Priorities for the Democratic House Majority

This analysis suggests priorities for economic policies that can raise workers’ living standards and economic security.

  • Establish minimum employment standards that benefit all workers, protect the most vulnerable, and establish a level playing field for companies bidding on contracts to supply goods and services. Priorities:

    • Day 1: enact a $15 federal minimum wage indexed to the average wage

    • Increase eligibility for overtime pay

    • Guarantee severance payments to workers laid off through no fault of their own

  • Share prosperity and expand the social wage through federal programs

    • Day 2: increase access to healthcare — voters’ number 1 concern — and strengthen the ACA

      • Expand coverage — e.g., increase funding for women’s health

      • Expand funding of community health centers to provide primary care, manage chronic conditions, treat opioid addiction — especially in rural areas

      • Expand Medicare to cover people from age 55

      • Set the table for Medicare for All in 2021

    • Enact a federal paid family and medical leave insurance program for all who work

    • Provide significant relief for student debt and, going forward, tuition-free undergraduate education at public colleges and universities

  • Renew the national commitment to full employment and good jobs

    • Enact an infrastructure bill to fund bridges, roads, mass transit, schools, green development and that guarantees workers are paid prevailing wage

    • Urge Fed to strengthen its guidelines that limit the amount of debt on a company

    • Urge the Fed to adopt policies aimed at full employment as well as price stability

    • Set the table for a federal jobs guarantee in 2021

  • Develop a definition of “joint employer” that recognizes the new realities of joint management of workers by dominant firms (e.g., franchisors) and private equity firms

  • Reform bankruptcy laws — move workers from the rear to the head of the line to recoup lost pay

  • Strengthen workers’ bargaining power

    • Pass card check legislation

    • Require federal chartering of the largest corporations with provision for workers on corporate boards

  • Hold oversight hearings on the true causes of economic anxiety — corrupt behavior by corporations that victimizes workers or the public and that regulators have failed to address.

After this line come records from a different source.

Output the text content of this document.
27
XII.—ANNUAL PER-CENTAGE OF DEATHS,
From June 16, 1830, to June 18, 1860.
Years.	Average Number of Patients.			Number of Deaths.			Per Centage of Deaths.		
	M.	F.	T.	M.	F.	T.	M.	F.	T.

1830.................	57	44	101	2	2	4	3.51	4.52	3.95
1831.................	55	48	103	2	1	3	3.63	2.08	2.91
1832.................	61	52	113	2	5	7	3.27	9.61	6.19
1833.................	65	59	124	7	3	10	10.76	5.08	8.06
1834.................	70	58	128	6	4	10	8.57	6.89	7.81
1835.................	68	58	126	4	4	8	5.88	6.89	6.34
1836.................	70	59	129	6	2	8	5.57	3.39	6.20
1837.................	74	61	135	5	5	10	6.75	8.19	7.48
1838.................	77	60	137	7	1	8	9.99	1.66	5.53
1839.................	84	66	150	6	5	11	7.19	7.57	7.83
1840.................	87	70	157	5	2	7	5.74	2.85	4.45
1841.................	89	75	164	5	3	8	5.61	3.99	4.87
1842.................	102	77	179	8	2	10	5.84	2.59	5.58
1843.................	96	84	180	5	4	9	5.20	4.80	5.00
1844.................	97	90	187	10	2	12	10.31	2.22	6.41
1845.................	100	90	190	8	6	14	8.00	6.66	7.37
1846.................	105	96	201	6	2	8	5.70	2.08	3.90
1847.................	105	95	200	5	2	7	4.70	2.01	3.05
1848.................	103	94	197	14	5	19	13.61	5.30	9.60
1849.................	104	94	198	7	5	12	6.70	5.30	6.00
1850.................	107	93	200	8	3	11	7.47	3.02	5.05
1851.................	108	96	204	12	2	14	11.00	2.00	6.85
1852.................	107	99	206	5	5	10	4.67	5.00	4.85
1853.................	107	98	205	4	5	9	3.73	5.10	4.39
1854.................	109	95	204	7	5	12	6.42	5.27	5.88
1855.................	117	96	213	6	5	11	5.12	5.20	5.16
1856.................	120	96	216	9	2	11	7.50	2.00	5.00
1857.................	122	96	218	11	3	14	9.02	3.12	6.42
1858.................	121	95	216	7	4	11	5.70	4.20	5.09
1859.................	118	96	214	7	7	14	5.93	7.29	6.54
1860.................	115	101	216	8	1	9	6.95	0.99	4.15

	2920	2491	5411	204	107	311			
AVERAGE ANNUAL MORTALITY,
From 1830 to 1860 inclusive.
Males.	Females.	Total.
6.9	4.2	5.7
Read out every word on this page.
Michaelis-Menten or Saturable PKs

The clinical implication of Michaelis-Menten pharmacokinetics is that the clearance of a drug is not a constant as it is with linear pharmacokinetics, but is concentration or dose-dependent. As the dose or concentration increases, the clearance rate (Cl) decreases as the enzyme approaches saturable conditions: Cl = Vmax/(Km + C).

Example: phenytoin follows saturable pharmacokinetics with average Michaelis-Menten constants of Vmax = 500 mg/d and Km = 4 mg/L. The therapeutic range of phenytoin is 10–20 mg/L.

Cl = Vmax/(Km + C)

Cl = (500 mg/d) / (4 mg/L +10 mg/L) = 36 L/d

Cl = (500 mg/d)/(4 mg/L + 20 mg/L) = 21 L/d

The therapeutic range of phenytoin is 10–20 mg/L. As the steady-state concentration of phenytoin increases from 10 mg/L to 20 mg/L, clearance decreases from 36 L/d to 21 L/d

There may be a need for new legislation to end bad behavior, and hearings can develop momentum for legislation in 2021 to do this. Here are two examples out of dozens that might be considered:

    • Sears — driven into bankruptcy by the self-serving behavior of its owners Eddie Lampert and his ESL hedge fund with Treasury Secretary on Sears board. Workers and communities hurt by shuttering of stores while Lampert has enriched himself at Sears’ expense. Why haven’t regulators acted? Sears and the REIT to which Lampert sold some of the retailer’s prime real estate are both controlled by him. Both are publicly traded — what is the SEC doing about this?

    • Wage theft at a fast food franchises hurts workers who are cheated and raises joint employer issues. What is the Wage and Hours unit in Labor Secretary Acosta’s department doing to protect workers? The hearing could highlight how the previous Wage and Hours administrator, David Weil, handled this and could address the issue of what more needs to be done.